Intelligent, responsible investing is not terribly complicated, but it’s not as simple as many believe.
The undeniable fact is that most actively managed mutual funds fail to beat their respective benchmarks over any period. This is true of funds tracking Canadian indexes and those of other countries as well.
Some investors seize on this data and conclude the key to a successful investing experience is buying those funds that have outperformed in the past. The assumption is they will continue to do so in the future.
Before you decide to buy a fund with a great track record, consider this: There’s a significant possibility your chosen fund won’t even survive for five years or more. About 30% of Canadian mutual funds cease to exist, presumably due to less than stellar performance.
If your chosen fund is one of the survivors, with a record of beating its benchmark, how likely is it the fund manager will continue to generate market-beating returns?
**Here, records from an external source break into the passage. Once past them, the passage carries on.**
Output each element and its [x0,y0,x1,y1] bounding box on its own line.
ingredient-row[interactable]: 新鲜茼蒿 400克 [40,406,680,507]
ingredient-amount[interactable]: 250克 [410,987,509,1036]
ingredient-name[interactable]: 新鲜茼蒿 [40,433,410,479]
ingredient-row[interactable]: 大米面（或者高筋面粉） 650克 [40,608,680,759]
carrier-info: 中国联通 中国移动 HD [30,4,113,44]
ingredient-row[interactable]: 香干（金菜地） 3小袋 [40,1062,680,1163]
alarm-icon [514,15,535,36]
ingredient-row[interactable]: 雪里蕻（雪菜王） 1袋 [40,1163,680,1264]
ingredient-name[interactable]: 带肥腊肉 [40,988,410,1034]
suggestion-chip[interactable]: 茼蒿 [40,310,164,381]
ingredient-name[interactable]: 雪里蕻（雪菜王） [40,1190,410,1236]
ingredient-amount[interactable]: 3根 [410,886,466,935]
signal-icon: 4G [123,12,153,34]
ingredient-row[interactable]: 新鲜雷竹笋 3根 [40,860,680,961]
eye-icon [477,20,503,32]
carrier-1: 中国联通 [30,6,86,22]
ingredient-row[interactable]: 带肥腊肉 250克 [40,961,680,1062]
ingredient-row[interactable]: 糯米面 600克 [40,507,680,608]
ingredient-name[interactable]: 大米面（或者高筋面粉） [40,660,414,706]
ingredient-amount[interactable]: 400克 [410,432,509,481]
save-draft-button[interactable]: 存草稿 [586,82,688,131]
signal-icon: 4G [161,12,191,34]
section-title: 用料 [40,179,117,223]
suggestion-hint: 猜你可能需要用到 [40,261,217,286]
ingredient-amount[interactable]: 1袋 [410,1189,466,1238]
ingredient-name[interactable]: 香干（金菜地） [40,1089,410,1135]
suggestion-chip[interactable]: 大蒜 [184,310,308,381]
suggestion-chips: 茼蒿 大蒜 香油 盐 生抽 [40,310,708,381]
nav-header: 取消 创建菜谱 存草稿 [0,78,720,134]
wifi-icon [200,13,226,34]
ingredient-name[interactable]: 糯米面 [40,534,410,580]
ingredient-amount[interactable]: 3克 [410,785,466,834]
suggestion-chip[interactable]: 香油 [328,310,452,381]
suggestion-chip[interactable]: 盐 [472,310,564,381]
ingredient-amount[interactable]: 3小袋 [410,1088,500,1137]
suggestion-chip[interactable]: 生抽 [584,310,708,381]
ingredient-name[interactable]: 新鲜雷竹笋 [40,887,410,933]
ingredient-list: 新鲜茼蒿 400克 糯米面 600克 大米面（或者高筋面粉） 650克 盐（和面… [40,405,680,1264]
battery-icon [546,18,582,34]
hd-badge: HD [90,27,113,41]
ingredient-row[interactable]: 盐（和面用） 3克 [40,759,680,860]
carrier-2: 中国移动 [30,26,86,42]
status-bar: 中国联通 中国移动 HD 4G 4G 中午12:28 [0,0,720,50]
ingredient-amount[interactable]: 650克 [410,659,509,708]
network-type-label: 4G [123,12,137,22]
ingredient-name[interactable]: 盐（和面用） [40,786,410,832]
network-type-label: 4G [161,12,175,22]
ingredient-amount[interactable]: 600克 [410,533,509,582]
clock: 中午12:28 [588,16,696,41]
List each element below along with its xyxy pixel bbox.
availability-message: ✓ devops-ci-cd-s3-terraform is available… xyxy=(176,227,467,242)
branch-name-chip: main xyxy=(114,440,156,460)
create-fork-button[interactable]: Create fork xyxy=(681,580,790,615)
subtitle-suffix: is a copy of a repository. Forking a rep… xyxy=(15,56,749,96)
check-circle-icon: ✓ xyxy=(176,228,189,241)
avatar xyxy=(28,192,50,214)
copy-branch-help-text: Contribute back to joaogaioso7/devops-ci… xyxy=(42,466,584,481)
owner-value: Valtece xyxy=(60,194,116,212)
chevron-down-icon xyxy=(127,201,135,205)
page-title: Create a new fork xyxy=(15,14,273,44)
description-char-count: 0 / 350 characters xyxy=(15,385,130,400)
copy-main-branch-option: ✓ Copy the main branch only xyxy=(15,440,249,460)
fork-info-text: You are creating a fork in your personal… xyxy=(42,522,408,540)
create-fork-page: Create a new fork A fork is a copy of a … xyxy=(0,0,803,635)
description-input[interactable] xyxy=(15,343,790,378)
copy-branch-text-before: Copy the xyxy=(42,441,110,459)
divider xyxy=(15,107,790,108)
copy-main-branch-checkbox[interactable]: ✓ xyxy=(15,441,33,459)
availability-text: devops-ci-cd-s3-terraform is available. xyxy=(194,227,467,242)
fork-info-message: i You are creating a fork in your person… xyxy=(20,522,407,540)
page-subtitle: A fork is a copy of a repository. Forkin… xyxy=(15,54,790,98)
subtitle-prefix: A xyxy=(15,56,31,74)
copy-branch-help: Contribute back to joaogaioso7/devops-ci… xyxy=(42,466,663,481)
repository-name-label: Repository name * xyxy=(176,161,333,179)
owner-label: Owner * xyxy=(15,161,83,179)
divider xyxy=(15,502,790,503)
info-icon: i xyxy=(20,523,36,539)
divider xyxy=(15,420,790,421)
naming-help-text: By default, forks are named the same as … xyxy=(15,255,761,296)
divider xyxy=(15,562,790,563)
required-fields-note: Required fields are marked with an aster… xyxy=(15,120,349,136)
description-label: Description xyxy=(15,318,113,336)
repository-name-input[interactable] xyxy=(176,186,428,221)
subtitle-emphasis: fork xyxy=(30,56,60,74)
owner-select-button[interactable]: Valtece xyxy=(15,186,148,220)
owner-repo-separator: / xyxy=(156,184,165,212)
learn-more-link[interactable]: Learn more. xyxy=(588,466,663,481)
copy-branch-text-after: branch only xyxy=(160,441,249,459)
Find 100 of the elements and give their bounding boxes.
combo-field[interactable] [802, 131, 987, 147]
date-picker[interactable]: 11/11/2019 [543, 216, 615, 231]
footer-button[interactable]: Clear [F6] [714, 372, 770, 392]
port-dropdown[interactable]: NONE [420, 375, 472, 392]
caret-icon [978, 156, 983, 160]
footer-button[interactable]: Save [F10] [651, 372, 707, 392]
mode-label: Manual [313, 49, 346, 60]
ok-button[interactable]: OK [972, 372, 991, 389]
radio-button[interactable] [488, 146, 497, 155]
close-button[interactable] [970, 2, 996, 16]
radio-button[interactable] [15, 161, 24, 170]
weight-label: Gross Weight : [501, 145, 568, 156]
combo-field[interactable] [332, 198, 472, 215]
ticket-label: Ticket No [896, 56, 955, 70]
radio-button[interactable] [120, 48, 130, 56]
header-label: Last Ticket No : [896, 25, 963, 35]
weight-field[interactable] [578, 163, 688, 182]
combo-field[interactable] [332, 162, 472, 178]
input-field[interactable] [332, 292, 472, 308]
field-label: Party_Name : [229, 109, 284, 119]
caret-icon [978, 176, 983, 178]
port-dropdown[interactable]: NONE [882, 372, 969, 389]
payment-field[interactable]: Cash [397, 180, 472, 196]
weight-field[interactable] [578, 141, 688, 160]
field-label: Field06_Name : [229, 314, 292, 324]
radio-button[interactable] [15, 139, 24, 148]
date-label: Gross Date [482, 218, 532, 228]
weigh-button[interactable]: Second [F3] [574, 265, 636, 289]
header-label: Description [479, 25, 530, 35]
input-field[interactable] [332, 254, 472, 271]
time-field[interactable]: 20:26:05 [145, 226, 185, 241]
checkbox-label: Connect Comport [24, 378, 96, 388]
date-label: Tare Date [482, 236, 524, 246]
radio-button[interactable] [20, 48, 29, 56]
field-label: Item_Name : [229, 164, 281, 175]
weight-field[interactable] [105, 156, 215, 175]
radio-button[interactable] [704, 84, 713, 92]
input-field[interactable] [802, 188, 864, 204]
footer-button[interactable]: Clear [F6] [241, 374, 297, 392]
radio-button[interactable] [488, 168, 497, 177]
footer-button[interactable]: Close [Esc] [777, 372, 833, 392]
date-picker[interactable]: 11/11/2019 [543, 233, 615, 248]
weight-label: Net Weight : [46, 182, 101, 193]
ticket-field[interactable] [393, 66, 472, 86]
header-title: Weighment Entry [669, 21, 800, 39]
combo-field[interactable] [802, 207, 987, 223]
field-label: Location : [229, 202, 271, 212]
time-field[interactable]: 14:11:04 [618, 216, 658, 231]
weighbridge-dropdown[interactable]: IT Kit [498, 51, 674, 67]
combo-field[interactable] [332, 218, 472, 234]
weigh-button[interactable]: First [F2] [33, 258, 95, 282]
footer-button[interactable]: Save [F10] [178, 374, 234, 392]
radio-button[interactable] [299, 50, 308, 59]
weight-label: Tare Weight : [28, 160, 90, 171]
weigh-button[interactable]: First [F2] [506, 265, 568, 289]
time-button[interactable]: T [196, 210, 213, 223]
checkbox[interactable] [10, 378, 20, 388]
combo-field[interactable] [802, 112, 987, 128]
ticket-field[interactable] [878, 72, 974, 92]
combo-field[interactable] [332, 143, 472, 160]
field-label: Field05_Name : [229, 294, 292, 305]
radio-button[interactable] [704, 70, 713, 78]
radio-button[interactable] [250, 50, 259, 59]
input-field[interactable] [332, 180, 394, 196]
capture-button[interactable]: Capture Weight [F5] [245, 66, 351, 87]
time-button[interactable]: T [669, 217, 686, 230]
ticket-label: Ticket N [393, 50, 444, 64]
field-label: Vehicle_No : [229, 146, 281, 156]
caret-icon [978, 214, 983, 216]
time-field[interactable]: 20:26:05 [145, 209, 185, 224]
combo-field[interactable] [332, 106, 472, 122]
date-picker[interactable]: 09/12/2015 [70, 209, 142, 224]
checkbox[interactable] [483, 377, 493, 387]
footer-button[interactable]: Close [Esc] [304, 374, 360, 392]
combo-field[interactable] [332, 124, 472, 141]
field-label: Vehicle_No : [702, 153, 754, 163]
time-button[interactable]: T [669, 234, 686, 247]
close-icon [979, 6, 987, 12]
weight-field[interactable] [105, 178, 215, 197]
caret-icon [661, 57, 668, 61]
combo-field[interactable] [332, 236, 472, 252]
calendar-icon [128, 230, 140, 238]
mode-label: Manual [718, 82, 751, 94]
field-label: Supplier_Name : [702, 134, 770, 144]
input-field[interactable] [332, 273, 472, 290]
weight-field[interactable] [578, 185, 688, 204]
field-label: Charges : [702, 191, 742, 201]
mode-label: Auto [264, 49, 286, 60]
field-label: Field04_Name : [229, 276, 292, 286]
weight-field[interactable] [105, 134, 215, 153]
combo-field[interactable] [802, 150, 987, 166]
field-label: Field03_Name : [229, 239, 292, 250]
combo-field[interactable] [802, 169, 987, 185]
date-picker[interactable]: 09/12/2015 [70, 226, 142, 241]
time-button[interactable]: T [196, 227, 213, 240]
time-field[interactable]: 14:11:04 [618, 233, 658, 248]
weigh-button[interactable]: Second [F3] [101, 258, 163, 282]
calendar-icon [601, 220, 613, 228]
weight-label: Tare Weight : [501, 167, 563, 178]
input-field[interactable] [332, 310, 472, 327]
An exhaustive study by Vanguard looked at the performance of 3,568 mutual funds for the ten years ended December 31, 2013. It compared the results of buying funds with above average three-year returns with buying and holding any fund.
The buy and hold strategy was superior to a performance chasing strategy for every asset class. There’s an obvious lure to buying funds with a great track record. But there’s a reason for this legal disclaimer: Past performance is not necessarily indicative of future results. Investors who avoid the thrill of the chase have been rewarded with higher returns.
At the Danielson Group, we don’t chase returns. The evidence doesn’t support it.